George McGovern passed away recently and this reminded me of the time when he was campaigning for the Presidency in 1972 and came to Boston for a speech at Fenway Park. They asked me to round up some musicians to pay before McGovern took the stage. I grabbed this opportunity to get B.B. King onto the show. He had been playing lounges in Roxbury, a predominately black section of the city, and this would be a great way of helping him cross over to a larger audience.
Fenway Park held about 33,000 for baseball in those days but with seats set up on the field, it was over 40,000 with many more outside the park listening to the huge speakers set up outside the walls.
It was a beautiful night and I remember that B.B. played his recent hits (“Why I Sing the Blues,” “The Thrill is Gone”) and then started to come offstage after about 30 minutes. This was way before cell phones so communication was slow and awkward. Anyway, someone came running up and yelled “McGovern is running late. Keep the music going until he gets here.”

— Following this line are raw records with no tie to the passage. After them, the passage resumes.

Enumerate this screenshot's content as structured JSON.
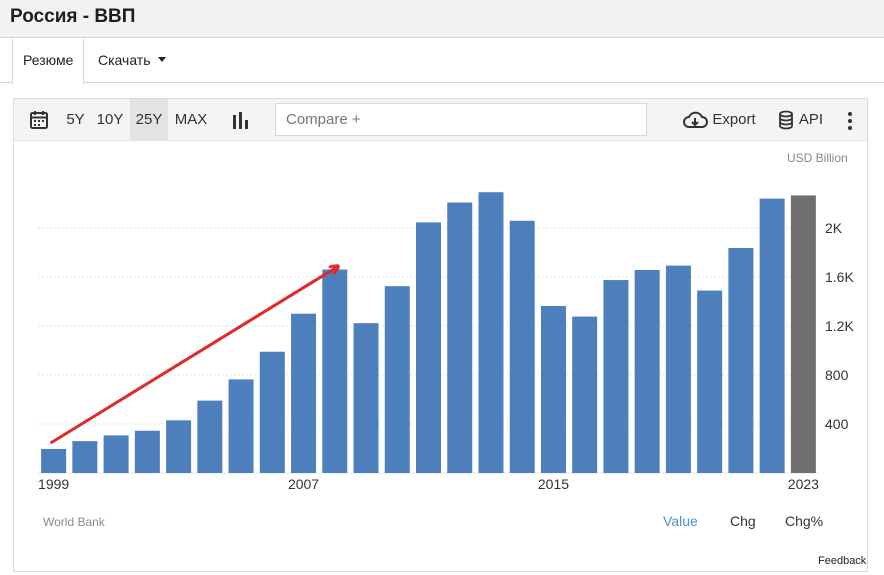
{
  "page": {
    "title": "Россия - ВВП"
  },
  "tabs": [
    {
      "label": "Резюме"
    },
    {
      "label": "Скачать"
    }
  ],
  "toolbar": {
    "ranges": [
      "5Y",
      "10Y",
      "25Y",
      "MAX"
    ],
    "selected_range": "25Y",
    "compare_placeholder": "Compare +",
    "export_label": "Export",
    "api_label": "API"
  },
  "chart": {
    "unit": "USD Billion",
    "source": "World Bank",
    "modes": [
      "Value",
      "Chg",
      "Chg%"
    ],
    "selected_mode": "Value"
  },
  "chart_data": {
    "type": "bar",
    "categories": [
      "1999",
      "2000",
      "2001",
      "2002",
      "2003",
      "2004",
      "2005",
      "2006",
      "2007",
      "2008",
      "2009",
      "2010",
      "2011",
      "2012",
      "2013",
      "2014",
      "2015",
      "2016",
      "2017",
      "2018",
      "2019",
      "2020",
      "2021",
      "2022",
      "2023"
    ],
    "values": [
      196,
      260,
      307,
      345,
      430,
      591,
      764,
      990,
      1300,
      1661,
      1223,
      1525,
      2046,
      2208,
      2292,
      2059,
      1363,
      1277,
      1575,
      1657,
      1693,
      1489,
      1837,
      2240,
      2266
    ],
    "highlighted_category": "2023",
    "x_tick_labels": [
      "1999",
      "2007",
      "2015",
      "2023"
    ],
    "y_tick_labels": [
      "400",
      "800",
      "1.2K",
      "1.6K",
      "2K"
    ],
    "ylim": [
      0,
      2400
    ],
    "colors": {
      "bar": "#4d7fbc",
      "highlight": "#707070",
      "arrow": "#e02a2a"
    },
    "annotation": {
      "type": "arrow",
      "from": {
        "category": "1999",
        "value": 250
      },
      "to": {
        "category": "2008",
        "value": 1680
      }
    }
  },
  "footer": {
    "feedback_label": "Feedback"
  }
}
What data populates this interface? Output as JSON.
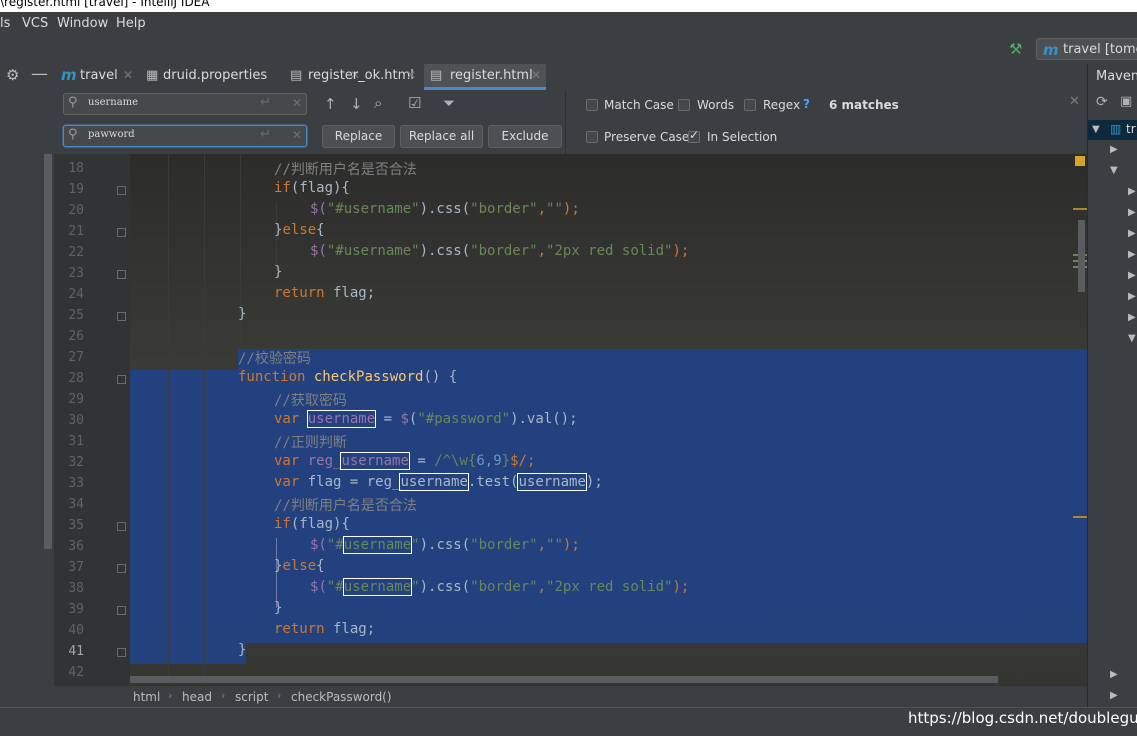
{
  "window": {
    "title": "\\register.html [travel] - IntelliJ IDEA"
  },
  "menu": {
    "items": [
      "ls",
      "VCS",
      "Window",
      "Help"
    ]
  },
  "navbar": {
    "run_config": "travel [tomcat"
  },
  "tabs": [
    {
      "label": "travel",
      "icon": "module-icon"
    },
    {
      "label": "druid.properties",
      "icon": "properties-file-icon"
    },
    {
      "label": "register_ok.html",
      "icon": "html-file-icon"
    },
    {
      "label": "register.html",
      "icon": "html-file-icon",
      "active": true
    }
  ],
  "find": {
    "search_value": "username",
    "replace_value": "pawword",
    "replace_label": "Replace",
    "replace_all_label": "Replace all",
    "exclude_label": "Exclude",
    "match_case": "Match Case",
    "words": "Words",
    "regex": "Regex",
    "regex_help": "?",
    "matches": "6 matches",
    "preserve_case": "Preserve Case",
    "in_selection": "In Selection",
    "in_selection_checked": true
  },
  "maven": {
    "title": "Maven",
    "root": "tr"
  },
  "editor": {
    "line_numbers": [
      "18",
      "19",
      "20",
      "21",
      "22",
      "23",
      "24",
      "25",
      "26",
      "27",
      "28",
      "29",
      "30",
      "31",
      "32",
      "33",
      "34",
      "35",
      "36",
      "37",
      "38",
      "39",
      "40",
      "41",
      "42"
    ],
    "selection_color": "#214283",
    "lines": {
      "l18": "//判断用户名是否合法",
      "l19_kw": "if",
      "l19_rest": "(flag){",
      "l20_a": "$(",
      "l20_b": "\"#username\"",
      "l20_c": ").css(",
      "l20_d": "\"border\"",
      "l20_e": ",",
      "l20_f": "\"\"",
      "l20_g": ");",
      "l21_a": "}",
      "l21_kw": "else",
      "l21_b": "{",
      "l22_a": "$(",
      "l22_b": "\"#username\"",
      "l22_c": ").css(",
      "l22_d": "\"border\"",
      "l22_e": ",",
      "l22_f": "\"2px red solid\"",
      "l22_g": ");",
      "l23": "}",
      "l24_kw": "return",
      "l24_rest": " flag;",
      "l25": "}",
      "l27": "//校验密码",
      "l28_kw": "function",
      "l28_fn": "checkPassword",
      "l28_rest": "() {",
      "l29": "//获取密码",
      "l30_kw": "var",
      "l30_id": "username",
      "l30_a": " = ",
      "l30_d": "$",
      "l30_b": "(",
      "l30_s": "\"#password\"",
      "l30_c": ").val();",
      "l31": "//正则判断",
      "l32_kw": "var",
      "l32_a": "reg_",
      "l32_id": "username",
      "l32_b": " = ",
      "l32_r1": "/^",
      "l32_r2": "\\w{",
      "l32_n": "6,9",
      "l32_r3": "}",
      "l32_r4": "$/",
      "l32_c": ";",
      "l33_kw": "var",
      "l33_a": " flag = reg_",
      "l33_id": "username",
      "l33_b": ".test(",
      "l33_id2": "username",
      "l33_c": ");",
      "l34": "//判断用户名是否合法",
      "l35_kw": "if",
      "l35_rest": "(flag){",
      "l36_a": "$(",
      "l36_q": "\"#",
      "l36_id": "username",
      "l36_q2": "\"",
      "l36_c": ").css(",
      "l36_d": "\"border\"",
      "l36_e": ",",
      "l36_f": "\"\"",
      "l36_g": ");",
      "l37_a": "}",
      "l37_kw": "else",
      "l37_b": "{",
      "l38_a": "$(",
      "l38_q": "\"#",
      "l38_id": "username",
      "l38_q2": "\"",
      "l38_c": ").css(",
      "l38_d": "\"border\"",
      "l38_e": ",",
      "l38_f": "\"2px red solid\"",
      "l38_g": ");",
      "l39": "}",
      "l40_kw": "return",
      "l40_rest": " flag;",
      "l41": "}"
    }
  },
  "breadcrumb": [
    "html",
    "head",
    "script",
    "checkPassword()"
  ],
  "watermark": "https://blog.csdn.net/doubleguy"
}
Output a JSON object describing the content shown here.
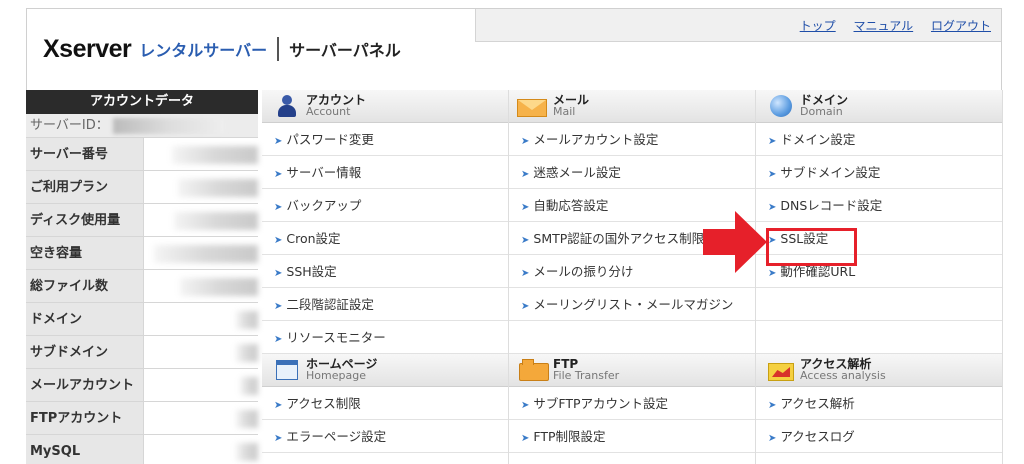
{
  "header": {
    "brand": "Xserver",
    "rental": "レンタルサーバー",
    "panel": "サーバーパネル",
    "links": [
      "トップ",
      "マニュアル",
      "ログアウト"
    ]
  },
  "sidebar": {
    "title": "アカウントデータ",
    "id_label": "サーバーID：",
    "rows": [
      {
        "label": "サーバー番号"
      },
      {
        "label": "ご利用プラン"
      },
      {
        "label": "ディスク使用量"
      },
      {
        "label": "空き容量"
      },
      {
        "label": "総ファイル数"
      },
      {
        "label": "ドメイン"
      },
      {
        "label": "サブドメイン"
      },
      {
        "label": "メールアカウント"
      },
      {
        "label": "FTPアカウント"
      },
      {
        "label": "MySQL"
      }
    ]
  },
  "sections": {
    "account": {
      "jp": "アカウント",
      "en": "Account",
      "items": [
        "パスワード変更",
        "サーバー情報",
        "バックアップ",
        "Cron設定",
        "SSH設定",
        "二段階認証設定",
        "リソースモニター"
      ]
    },
    "mail": {
      "jp": "メール",
      "en": "Mail",
      "items": [
        "メールアカウント設定",
        "迷惑メール設定",
        "自動応答設定",
        "SMTP認証の国外アクセス制限設定",
        "メールの振り分け",
        "メーリングリスト・メールマガジン"
      ]
    },
    "domain": {
      "jp": "ドメイン",
      "en": "Domain",
      "items": [
        "ドメイン設定",
        "サブドメイン設定",
        "DNSレコード設定",
        "SSL設定",
        "動作確認URL"
      ]
    },
    "homepage": {
      "jp": "ホームページ",
      "en": "Homepage",
      "items": [
        "アクセス制限",
        "エラーページ設定"
      ]
    },
    "ftp": {
      "jp": "FTP",
      "en": "File Transfer",
      "items": [
        "サブFTPアカウント設定",
        "FTP制限設定"
      ]
    },
    "analysis": {
      "jp": "アクセス解析",
      "en": "Access analysis",
      "items": [
        "アクセス解析",
        "アクセスログ"
      ]
    }
  },
  "colors": {
    "highlight": "#e6202a",
    "link": "#1f4ea8",
    "arrow": "#3a7bc8"
  }
}
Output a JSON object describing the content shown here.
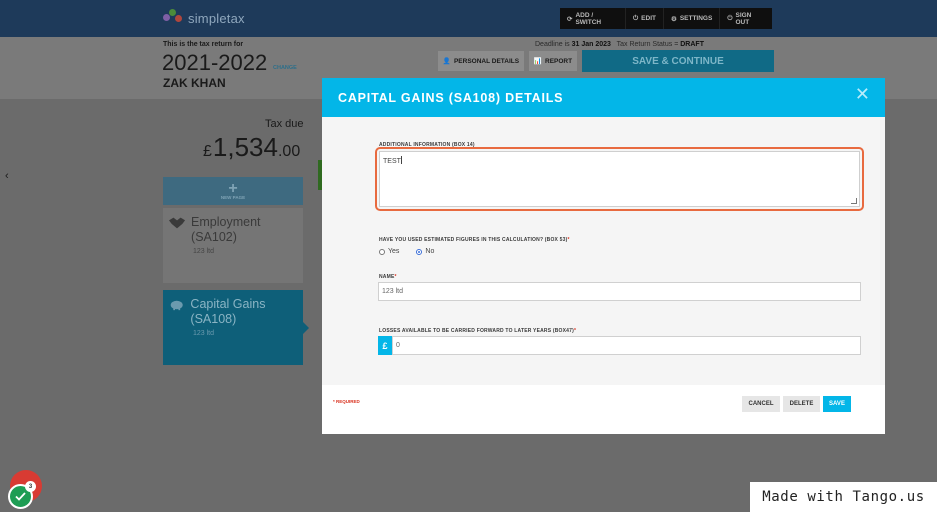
{
  "app": {
    "logo_text": "simpletax",
    "nav": [
      {
        "label": "ADD / SWITCH",
        "icon": "refresh-icon"
      },
      {
        "label": "EDIT",
        "icon": "power-icon"
      },
      {
        "label": "SETTINGS",
        "icon": "gear-icon"
      },
      {
        "label": "SIGN OUT",
        "icon": "power-icon"
      }
    ]
  },
  "header": {
    "subtitle": "This is the tax return for",
    "year": "2021-2022",
    "change_label": "CHANGE",
    "name": "ZAK KHAN",
    "deadline_label": "Deadline is",
    "deadline_value": "31 Jan 2023",
    "status_label": "Tax Return Status =",
    "status_value": "DRAFT",
    "personal_details_label": "PERSONAL DETAILS",
    "report_label": "REPORT",
    "save_continue_label": "SAVE & CONTINUE"
  },
  "summary": {
    "tax_due_label": "Tax due",
    "currency": "£",
    "amount": "1,534",
    "decimals": ".00",
    "new_page_label": "NEW PAGE",
    "cards": [
      {
        "title": "Employment (SA102)",
        "sub": "123 ltd",
        "icon": "handshake-icon"
      },
      {
        "title": "Capital Gains (SA108)",
        "sub": "123 ltd",
        "icon": "piggy-bank-icon"
      }
    ]
  },
  "modal": {
    "title": "CAPITAL GAINS (SA108) DETAILS",
    "additional_info_label": "ADDITIONAL INFORMATION (BOX 14)",
    "additional_info_value": "TEST",
    "estimated_label": "HAVE YOU USED ESTIMATED FIGURES IN THIS CALCULATION? (BOX 53)",
    "required_mark": "*",
    "yes_label": "Yes",
    "no_label": "No",
    "estimated_selected": "No",
    "name_label": "NAME",
    "name_value": "123 ltd",
    "losses_label": "LOSSES AVAILABLE TO BE CARRIED FORWARD TO LATER YEARS (BOX47)",
    "losses_currency": "£",
    "losses_value": "0",
    "required_note": "* REQUIRED",
    "cancel_label": "CANCEL",
    "delete_label": "DELETE",
    "save_label": "SAVE"
  },
  "tango": {
    "badge_text": "Made with Tango.us",
    "widget_count": "3"
  },
  "colors": {
    "accent": "#03b6e8",
    "focus_border": "#e86a3f",
    "required": "#d9321f",
    "topbar": "#1e3a5a"
  }
}
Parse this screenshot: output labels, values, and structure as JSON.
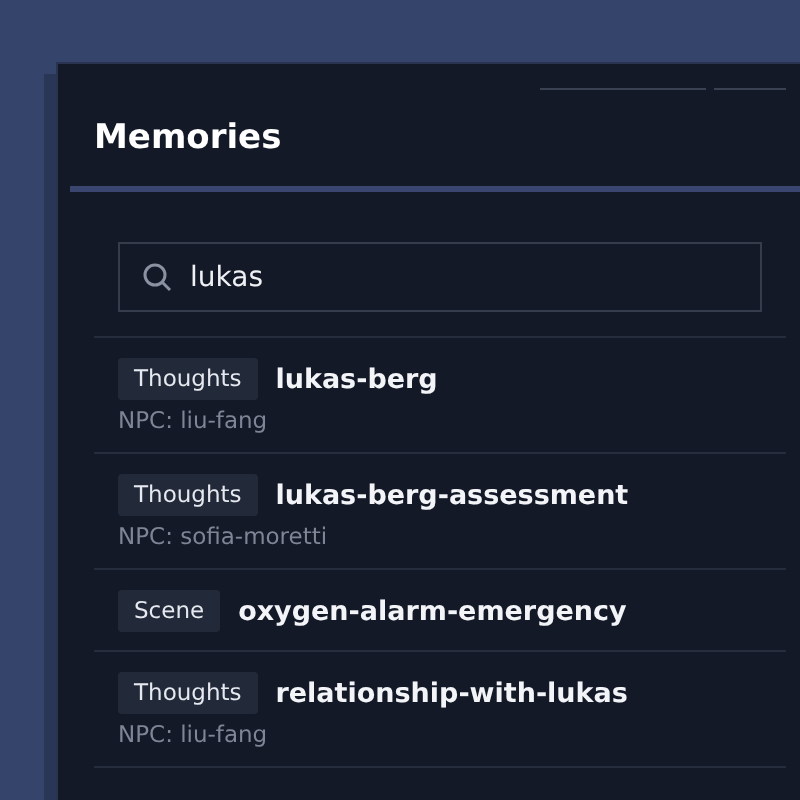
{
  "panel": {
    "title": "Memories"
  },
  "search": {
    "value": "lukas"
  },
  "memories": [
    {
      "tag": "Thoughts",
      "name": "lukas-berg",
      "npc": "NPC: liu-fang"
    },
    {
      "tag": "Thoughts",
      "name": "lukas-berg-assessment",
      "npc": "NPC: sofia-moretti"
    },
    {
      "tag": "Scene",
      "name": "oxygen-alarm-emergency"
    },
    {
      "tag": "Thoughts",
      "name": "relationship-with-lukas",
      "npc": "NPC: liu-fang"
    }
  ]
}
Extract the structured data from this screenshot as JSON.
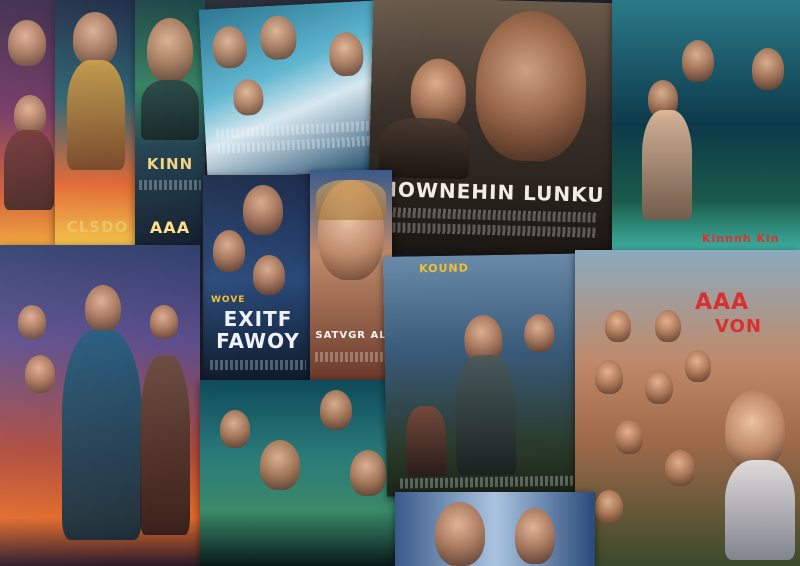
{
  "posters": {
    "p1": {
      "title_top": "",
      "title": "",
      "colors": [
        "#2a1a3a",
        "#c04a2a"
      ]
    },
    "p2": {
      "title": "CLSDO",
      "color": "#e8c25a"
    },
    "p3": {
      "title": "KINN",
      "color": "#f0d27a"
    },
    "p3b": {
      "title": "AAA",
      "color": "#ffe08a"
    },
    "p4": {
      "title": "",
      "colors": [
        "#1e6d8a",
        "#d8e8f0"
      ]
    },
    "p5": {
      "title": "MOWNEHIN LUNKU",
      "color": "#f2ede4"
    },
    "p6": {
      "title": "",
      "colors": [
        "#0d3a4a",
        "#3fb0a0"
      ]
    },
    "p6b": {
      "title": "Kinnnh Kin",
      "color": "#e03030"
    },
    "p7": {
      "title_small": "WOVE",
      "title": "EXITF FAWOY",
      "color": "#f0f2ff"
    },
    "p8": {
      "title": "SATVGR AL",
      "color": "#f5f5f5"
    },
    "p9": {
      "title": "",
      "colors": [
        "#2a3a6a",
        "#e06a2a"
      ]
    },
    "p10": {
      "title": "",
      "colors": [
        "#0e4a5a",
        "#3a8a6a"
      ]
    },
    "p11": {
      "title": "KOUND",
      "color": "#f0c030"
    },
    "p12": {
      "title": "AAA",
      "title2": "VON",
      "color": "#d83030"
    },
    "p13": {
      "title": "",
      "colors": [
        "#3a5a8a",
        "#aac4e0"
      ]
    }
  }
}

I ran to the front of the stage and yelled up to B.B. that he should keeping playing. Just keep going until I told him to stop. So B.B. started up again and he reached back into his repertoire and pulled songs out of his early recording years. I had heard them before but this audience was getting them for the first time. He did “Sweet Little Angel,” “You Upset Me, Babe,” “Three O’Clock in the Morning” and others from the distant past. He was really into his groove and the crowd was loving every bit of it.
McGovern finally arrived and they opened the big gates in center field for his motorcade to come into the park. I walked over to the visiting team’s dugout and took a seat.
I wish I could say that McGovern really fired up the crowd but this was not true. He delivered his standard stump speech about ending the war in Viet Nam, stop spending huge amounts of money waging war and use it for domestic programs for the poor, etc.
As he spoke, I realized that B.B. was standing a few feet away from me. He had his arms folded and he was listening intently. He genuinely wanted to know why this man wanted to be President.
It is an interesting memory. This black man from rural Mississippi and this white man from the plains of the Dakotas, just a few years apart in age, had come together in a Boston baseball park as one sought to become the President and the other one wanted to hear his reasons for wanting the job.